We can also go to the Insert tab if you happen to be there, and there is a Tables group. It's the same button. When you click this button, you can then choose to either select the cells, by moving your mouse pointer over a certain number of rows and columns, or use the Insert Table button down at the bottom, which will allow you to type in the number of rows and columns. So let's just move back up here. We know there are seven days in a week, so we need at least seven columns. Now as we move across, you'll notice just above, it shows us how many rows and columns we are about to create.
So when you get to 7x1, you can then move down and choose the number of rows. At the top, we should have the month and the year, and then we'll need at least four, maybe five other row. So let's do 7x6 table. When you see 7x6 table, click, and the table is inserted for you, right in the center of your publication. Now it's time to do a little manipulation. The first thing we want to do is size this and position it in the right place. So you'll notice, when you move to the border, which is I think gray, you will see the four-sided arrow, and that means you are safe to click and drag to position your table.
So we'll position it up, near the top-right corner. Now we'll go down to the bottom-left corner, and we are not going to move anything, so we don't want the four-sided arrow. We actually want to resize here. So we can resize by going to the border, and you see a double-arrow. And in this case, when we go down to the bottom left-hand corner, we see a double diagonal arrow. It means it's safe to click and drag to change the shape of our table. We'll just have it fill this right-hand portion of our publication. When you let go, everything is adjusted equally.
So you have seven equal columns, and you've got all of your rows, which are spaced out exactly the same. Of course, there is more manipulation that we can do with this. We can start by changing the way it looks. The preset that's created for us, you can see, is very simple. It's a table with, you can see the borders. There is no actual lines going around the outside or in between cells; we just see those dashes as markers or boundaries for each of the cells.

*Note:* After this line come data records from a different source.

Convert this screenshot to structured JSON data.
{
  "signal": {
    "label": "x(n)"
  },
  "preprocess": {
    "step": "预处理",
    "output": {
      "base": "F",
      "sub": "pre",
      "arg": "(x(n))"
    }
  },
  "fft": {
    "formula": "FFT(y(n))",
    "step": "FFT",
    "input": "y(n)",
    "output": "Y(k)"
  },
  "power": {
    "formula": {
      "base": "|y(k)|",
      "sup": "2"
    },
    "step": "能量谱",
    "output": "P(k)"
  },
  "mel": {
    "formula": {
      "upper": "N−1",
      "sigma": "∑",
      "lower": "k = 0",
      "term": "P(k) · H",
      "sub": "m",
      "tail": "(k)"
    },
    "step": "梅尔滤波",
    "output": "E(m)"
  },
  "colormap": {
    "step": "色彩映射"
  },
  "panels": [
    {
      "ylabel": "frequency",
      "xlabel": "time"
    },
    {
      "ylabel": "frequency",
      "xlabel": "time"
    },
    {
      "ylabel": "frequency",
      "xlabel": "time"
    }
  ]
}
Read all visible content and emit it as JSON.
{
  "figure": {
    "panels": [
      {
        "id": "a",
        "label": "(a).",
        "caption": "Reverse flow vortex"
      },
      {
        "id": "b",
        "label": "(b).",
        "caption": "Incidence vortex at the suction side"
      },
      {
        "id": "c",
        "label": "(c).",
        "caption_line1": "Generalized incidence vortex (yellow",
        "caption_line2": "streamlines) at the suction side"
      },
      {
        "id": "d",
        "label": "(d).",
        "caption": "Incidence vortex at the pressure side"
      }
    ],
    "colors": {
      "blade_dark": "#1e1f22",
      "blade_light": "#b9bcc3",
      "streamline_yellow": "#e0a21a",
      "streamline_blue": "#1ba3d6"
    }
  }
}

So I will just click anywhere inside and then click on the border itself to select the entire table, because something else happens when you insert a table; you get table tools.
There is a Design tab and a Layout tab that appear at the end of the Ribbon. And with the Design tab selected, you can actually go into your Table Formats - now this is based on the color scheme used for the publication, click the little dropdown to see a number of preset formats to choose from. And we are going to find one here that's ideal for our table, which is going to be a calendar, maybe something with a little darker at the top, and as we hover over these, we get to see a sample. In this case, you can see each of the rows is a different shading, the top row, different color altogether, perfect for our title. And as we hover over these, we do get the live preview. Maybe we don't want the different shading for the rows.
This one has an extra border across the bottom row, which doesn't apply here. We've got some that don't use any border, except for around the outside. So once you've found one that suits your needs - let's just go down to how about this one down here Table Style 22, when we click, the changes are applied. You can deselect by clicking off the page to see the end result. Now of course, there is much more we need to do with this particular table to make it look like a calendar, but right now we've got it inserted into the publication, and we've chosen from one of the presets to give it some formatting, and we are ready to move on.